Trying to catch my breath and to restore my sense of sanity, I was walking on the medical campus of the renowned hospital where I spent my time this weekend, and there, I spied an incredibly beautiful, old, and glorious tree, reaching out and shading the playground provided for hospitalized children – those young ones, who are still well enough to still go outside and play. I looked at her – the wise and stable tree. I touched her beautiful, cragged bark, knowing that I was touching a vital and living being, older and wiser, than I will ever be. I thought to myself, “There is a poem growing here, perfect for a Soul Sunday on the blog.” And I started to search my mind for the poem.

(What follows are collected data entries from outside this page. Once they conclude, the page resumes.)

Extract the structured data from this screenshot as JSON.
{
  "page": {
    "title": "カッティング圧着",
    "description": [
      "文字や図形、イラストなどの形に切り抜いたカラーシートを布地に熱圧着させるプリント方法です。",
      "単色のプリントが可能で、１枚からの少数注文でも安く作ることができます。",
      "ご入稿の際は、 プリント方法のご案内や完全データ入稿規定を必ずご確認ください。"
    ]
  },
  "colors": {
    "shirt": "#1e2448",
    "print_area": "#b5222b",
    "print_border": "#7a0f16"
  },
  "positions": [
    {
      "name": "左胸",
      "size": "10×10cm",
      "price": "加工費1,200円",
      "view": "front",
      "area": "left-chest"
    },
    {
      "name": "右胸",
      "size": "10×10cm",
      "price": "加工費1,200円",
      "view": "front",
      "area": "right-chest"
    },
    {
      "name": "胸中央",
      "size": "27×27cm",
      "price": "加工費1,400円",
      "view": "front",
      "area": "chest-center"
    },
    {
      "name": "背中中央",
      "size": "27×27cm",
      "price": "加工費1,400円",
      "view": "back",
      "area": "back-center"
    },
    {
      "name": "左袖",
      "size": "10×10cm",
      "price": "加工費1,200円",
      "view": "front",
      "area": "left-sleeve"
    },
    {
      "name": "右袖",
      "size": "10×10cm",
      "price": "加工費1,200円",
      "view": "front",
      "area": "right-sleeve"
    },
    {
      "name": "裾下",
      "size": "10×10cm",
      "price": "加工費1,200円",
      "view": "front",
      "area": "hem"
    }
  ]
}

And then I suddenly realized that I didn’t need words for the poem. The splendid, formidable, rooted tree was the poem, just in her being. Her fortitude and her vitality shades and protects her precious fragile charges. She does what she can do, and she takes her job seriously. She stays rooted and strong, and she continues to grow, in order to provide for her charges, with what she has to give. She does what she can, and knows that this enough. Other forces, higher than her tallest, reaching branches, will take care of the rest of what needs to be done. And in the meantime, the tree just does what she can, providing some oxygen to breathe, and some shade and some protection, for those who seek comfort under her solid canopy of restless leaves.

Are you passing on love or are you passing on pain? Heal your pain and pass on love.